Memahami Siklus Manipulasi dalam Trauma Bonding
Spesialis kedokteran jiwa, dr. Erickson Arthur S, SpKJ, menjelaskan bahwa sulitnya seseorang keluar dari jeratan ini disebabkan oleh adanya siklus yang berulang secara terus-menerus. Menurutnya, trauma bonding tidak terjadi secara instan, melainkan terbangun melalui fase-fase yang sengaja diciptakan oleh pelaku untuk mengontrol korban.
“Fase pertama biasanya ditandai dengan adanya kekerasan, baik itu secara fisik, verbal, maupun seksual. Hal ini tentu saja menimbulkan rasa tidak nyaman dan luka yang mendalam bagi korban,” ujar dr. Erick. Namun, di saat korban mulai merasa ingin menjauh, pelaku akan melakukan manuver psikologis untuk menarik kembali simpati korbannya.
Permintaan Maaf sebagai Senjata Manipulatif
Setelah periode kekerasan atau ketegangan memuncak, pelaku biasanya akan memasuki fase permohonan maaf. Di sinilah aspek manipulatif mulai bermain dengan sangat halus. Pelaku akan menunjukkan penyesalan yang terlihat sangat tulus, menjanjikan perubahan, hingga memberikan perhatian yang berlebihan atau love bombing.
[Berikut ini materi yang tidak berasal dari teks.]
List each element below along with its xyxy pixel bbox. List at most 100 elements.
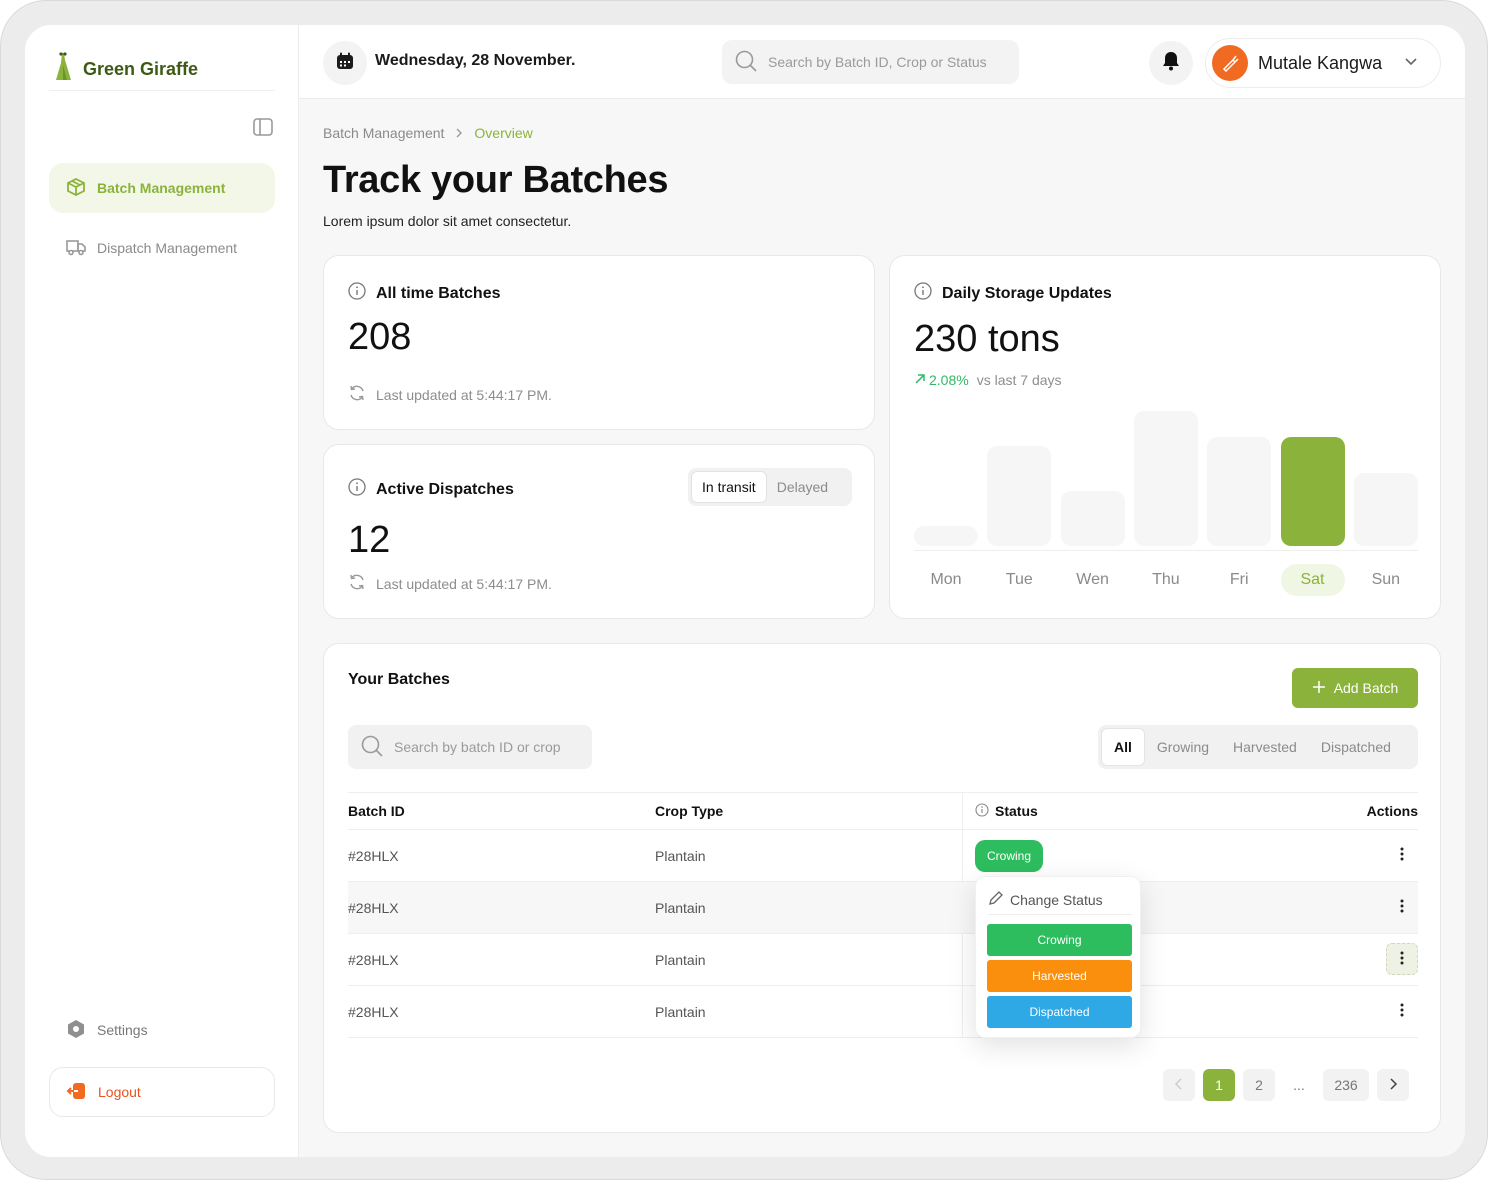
batches-table-card: Your Batches Add Batch Search by batch I… <box>323 643 1441 1133</box>
add-batch-button[interactable]: Add Batch <box>1292 668 1418 708</box>
storage-bar-sun[interactable] <box>1353 473 1418 546</box>
calendar-button[interactable] <box>323 41 367 85</box>
info-icon <box>975 802 989 820</box>
breadcrumb-parent[interactable]: Batch Management <box>323 125 444 141</box>
sidebar: Green Giraffe Batch Management Dispatch … <box>25 25 299 1157</box>
user-menu[interactable]: Mutale Kangwa <box>1205 38 1441 88</box>
giraffe-logo-icon <box>53 51 73 88</box>
pagination-next-button[interactable] <box>1377 1069 1409 1101</box>
row-actions-button[interactable] <box>1386 943 1418 975</box>
avatar <box>1212 45 1248 81</box>
storage-bar-wen[interactable] <box>1060 491 1125 546</box>
pagination-page-236[interactable]: 236 <box>1323 1069 1369 1101</box>
row-actions-button[interactable] <box>1386 839 1418 871</box>
table-row[interactable]: #28HLX Plantain <box>348 934 1418 986</box>
card-title: Daily Storage Updates <box>914 282 1112 305</box>
pagination-page-2[interactable]: 2 <box>1243 1069 1275 1101</box>
device-frame: Green Giraffe Batch Management Dispatch … <box>0 0 1488 1180</box>
filter-all[interactable]: All <box>1101 728 1145 766</box>
filter-dispatched[interactable]: Dispatched <box>1309 728 1403 766</box>
column-crop-type: Crop Type <box>655 803 724 819</box>
search-placeholder: Search by batch ID or crop <box>394 739 561 755</box>
status-filter-tabs: All Growing Harvested Dispatched <box>1098 725 1418 769</box>
all-time-batches-card: All time Batches 208 Last updated at 5:4… <box>323 255 875 430</box>
breadcrumb-current: Overview <box>474 125 533 141</box>
batch-id-cell: #28HLX <box>348 847 399 864</box>
calendar-icon <box>336 52 354 75</box>
table-header: Batch ID Crop Type Status Actions <box>348 792 1418 830</box>
table-row[interactable]: #28HLX Plantain <box>348 986 1418 1038</box>
crop-type-cell: Plantain <box>655 951 706 968</box>
delta-note: vs last 7 days <box>976 372 1062 388</box>
storage-bar-sat[interactable] <box>1280 437 1345 546</box>
status-option-harvested[interactable]: Harvested <box>987 960 1132 992</box>
last-updated-text: Last updated at 5:44:17 PM. <box>376 386 552 403</box>
crop-type-cell: Plantain <box>655 1003 706 1020</box>
last-updated-text: Last updated at 5:44:17 PM. <box>376 575 552 592</box>
sidebar-item-dispatch-management[interactable]: Dispatch Management <box>49 223 275 273</box>
tab-delayed[interactable]: Delayed <box>767 471 838 503</box>
refresh-icon[interactable] <box>348 573 366 594</box>
status-option-crowing[interactable]: Crowing <box>987 924 1132 956</box>
batch-id-cell: #28HLX <box>348 951 399 968</box>
column-status: Status <box>975 793 1038 829</box>
card-title-text: All time Batches <box>376 284 501 302</box>
day-label-wen: Wen <box>1076 571 1109 588</box>
storage-bar-thu[interactable] <box>1133 411 1198 546</box>
daily-storage-card: Daily Storage Updates 230 tons 2.08% vs … <box>889 255 1441 619</box>
chevron-left-icon <box>1174 1077 1184 1093</box>
row-actions-button[interactable] <box>1386 891 1418 923</box>
storage-delta: 2.08% vs last 7 days <box>914 372 1062 388</box>
status-option-dispatched[interactable]: Dispatched <box>987 996 1132 1028</box>
column-status-label: Status <box>995 803 1038 819</box>
last-updated: Last updated at 5:44:17 PM. <box>348 573 552 594</box>
batch-search-input[interactable]: Search by batch ID or crop <box>348 725 592 769</box>
filter-growing[interactable]: Growing <box>1145 728 1221 766</box>
popover-title: Change Status <box>1010 891 1103 908</box>
storage-bar-tue[interactable] <box>987 446 1052 546</box>
plus-icon <box>1312 680 1326 697</box>
batches-title: Your Batches <box>348 671 450 688</box>
all-time-batches-value: 208 <box>348 316 412 358</box>
card-title: Active Dispatches <box>348 478 514 501</box>
brand-name: Green Giraffe <box>83 58 199 79</box>
search-icon <box>360 734 384 761</box>
brand[interactable]: Green Giraffe <box>53 49 198 89</box>
pagination-prev-button[interactable] <box>1163 1069 1195 1101</box>
active-dispatches-card: Active Dispatches In transit Delayed 12 … <box>323 444 875 619</box>
tab-in-transit[interactable]: In transit <box>691 471 767 503</box>
sidebar-item-batch-management[interactable]: Batch Management <box>49 163 275 213</box>
card-title-text: Active Dispatches <box>376 480 514 498</box>
global-search-input[interactable]: Search by Batch ID, Crop or Status <box>722 40 1019 84</box>
batch-id-cell: #28HLX <box>348 899 399 916</box>
sidebar-item-label: Dispatch Management <box>97 240 238 256</box>
pencil-icon <box>988 890 1004 909</box>
card-title: All time Batches <box>348 282 500 305</box>
pagination-page-1[interactable]: 1 <box>1203 1069 1235 1101</box>
table-row[interactable]: #28HLX Plantain <box>348 882 1418 934</box>
sidebar-item-settings[interactable]: Settings <box>49 1005 275 1055</box>
storage-bar-mon[interactable] <box>914 526 978 546</box>
chevron-right-icon <box>1388 1077 1398 1093</box>
notifications-button[interactable] <box>1149 41 1193 85</box>
column-batch-id: Batch ID <box>348 803 405 819</box>
row-actions-button[interactable] <box>1386 995 1418 1027</box>
chevron-right-icon <box>454 125 464 141</box>
top-header: Wednesday, 28 November. Search by Batch … <box>299 25 1465 99</box>
page-title: Track your Batches <box>323 159 669 201</box>
box-icon <box>65 176 87 201</box>
more-vertical-icon <box>1400 951 1404 968</box>
sidebar-toggle-icon[interactable] <box>252 117 274 137</box>
logout-button[interactable]: Logout <box>49 1067 275 1117</box>
delta-percent: 2.08% <box>929 372 969 388</box>
status-badge[interactable]: Crowing <box>975 839 1044 872</box>
table-row[interactable]: #28HLX Plantain Crowing <box>348 830 1418 882</box>
storage-bar-fri[interactable] <box>1207 437 1272 546</box>
more-vertical-icon <box>1400 899 1404 916</box>
filter-harvested[interactable]: Harvested <box>1221 728 1309 766</box>
gear-icon <box>65 1018 87 1043</box>
refresh-icon[interactable] <box>348 384 366 405</box>
page-subtitle: Lorem ipsum dolor sit amet consectetur. <box>323 213 572 229</box>
more-vertical-icon <box>1400 847 1404 864</box>
chevron-down-icon <box>1404 54 1418 73</box>
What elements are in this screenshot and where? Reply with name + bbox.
“Pelaku akan bermanis-manis lagi dan memberikan harapan baru. Inilah yang akhirnya membangun ikatan emosional yang sangat kuat. Korban seringkali merasa bahwa pasangannya sebenarnya orang baik yang hanya sedang melakukan kesalahan,” tambah dr. Erick. Harapan palsu inilah yang membuat korban terus memaafkan, terutama jika hubungan tersebut sudah terjalin dalam waktu yang cukup lama.
Dampak pada Kesehatan Mental Korban
Jeratan emosional ini membuat korban merasa sulit untuk menyudahi hubungan meskipun siklus kekerasan tersebut terus berulang. Pola ini menciptakan ketergantungan emosional yang mirip dengan adiksi. Setiap kali ada momen manis setelah kekerasan, otak korban melepaskan hormon yang memberikan rasa lega sementara, sehingga mereka terus menanti momen “manis” tersebut terjadi kembali.
Dokter Erick mengingatkan bahwa waspada terhadap pasangan yang manipulatif sangatlah penting bagi kesehatan mental jangka panjang. Jika tidak segera disadari dan ditangani, trauma bonding dapat menyebabkan kerusakan psikologis yang permanen, mulai dari hilangnya kepercayaan diri hingga gangguan kecemasan yang parah.
Bagi siapa pun yang merasa terjebak dalam lingkaran ini, langkah pertama yang paling krusial adalah menyadari bahwa perlakuan buruk tersebut bukanlah kesalahan Anda. Mencari bantuan profesional dari psikolog atau dokter jiwa adalah langkah nyata untuk memutus rantai trauma bonding dan memulai proses pemulihan diri.